Friday, April 28, 2017

Dear 7th Grade Student: Don't Give Up

​Dear awesome 7th grade student,​

​I'm writing you tonight to share the results from the week's ​elections at UMS. 

By now, you may know that I've already called the respective individuals who were selected for each of the five ASB officer positions. 

By now, you've probably figured out that you did not receive a call, that all of the positions were filled, and that you won't be serving as an ASB officer at UMS in the fall.

I know it can be a bit challenging to receive the news that you were not selected for a position that you campaigned for, that you put yourself out there for, that you spent time making posters for, and that you worked extremely hard to make happen.

I say that I know how you may feel because I myself ran for secretary during my 7th or 8th grade year in middle school. I'm not sure which year it was (i'm old), but what I do remember is that I ran against just one other person. It was me or her. 50% chance. Great odds, I thought.

In the end, it was her. 

I was really bummed. My friends had run. One of them had been selected as an officer. He was celebrating while I was just confused and disappointed by the results.

What hurt the most was that there was no closure or notice from anyone at the school to help explain what happened. The winners were announced over the loud speaker and that was it. 

When I sat in my social studies class and waited for the results to be read over the loud speaker, I started to get a bit excited. After all, I had a 50% chance of winning. My friends said that they all voted for me. I had spent the last two weeks saying hi to everyone in the halls. Surely this counted for something, right?
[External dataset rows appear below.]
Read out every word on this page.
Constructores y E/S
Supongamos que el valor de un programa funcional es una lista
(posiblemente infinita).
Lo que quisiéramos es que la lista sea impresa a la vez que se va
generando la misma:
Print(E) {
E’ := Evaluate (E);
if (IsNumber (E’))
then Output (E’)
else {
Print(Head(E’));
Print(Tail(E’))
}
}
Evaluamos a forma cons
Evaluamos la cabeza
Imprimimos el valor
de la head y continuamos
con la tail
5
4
They read the results for everyone to hear and I realized that I had not been selected. I looked around the room and felt that everyone was looking at me. Self-consciously, I suspected that everyone was internally doing the math in their head: "Todd had a 50% chance of winning and he lost! He finished LAST!"

The rest of the day was a bit rough. I didn't eat with my friends that lunch. Instead, I chose to do a bit of homework in the library, but truly, I was hiding and a bit embarrassed by the news. It's hard to be 13, to put yourself out there, and to fail.

But as I've grown older, I realize that I didn't fail. If anything, I succeeded.

No, I didn't win some random secretary position at some random middle school way back when. Instead, I gained a bit of perspective that sometimes things don't work out how I hoped they would have but it doesn't mean that there won't be another opportunity that I need to be prepared for.

Essentially, you need to make sure you just don't give up.

The loss of the secretary position stayed with me for a while. 

Fast forward to college. I finally managed the courage to run again for an elected position, this time in my fraternity. I end up elected treasurer and am re-elected for my Junior and Senior years. (Disclaimer: I'm not sure anyone else wanted the job)

Fast forward a few more years and I'm being interviewed for my first teaching position. Didn't get it and instead I'm immediately called back to interview for the job I ended up loving for my first five years in education.

And then, I apply for two administrative positions despite having five years of classroom experience. Reach the second round but was the runner up. Came up short. Replayed my second round interview in my head over and over again. A week later, I ended up being selected for the second one.

Two years later, I applied for an assistant principal position at my high school alma mater. Didn't get it. Reapply a year later. End up getting selected this time around.

My point, awesome 7th grade student, is that you're going to be selected for a lot of awesome opportunities in your future. You're also going to lose out on others. All of this is absolutely ok. Just don't give up trying. 

I'm proud of you for putting yourself out there and running for office. You did a great job. Thank you for being a student at UMS. Thank you for being you and making UMS a special place to be. 

I look forward to your 8th grade year and seeing how you continue to be awesome. Keep it up.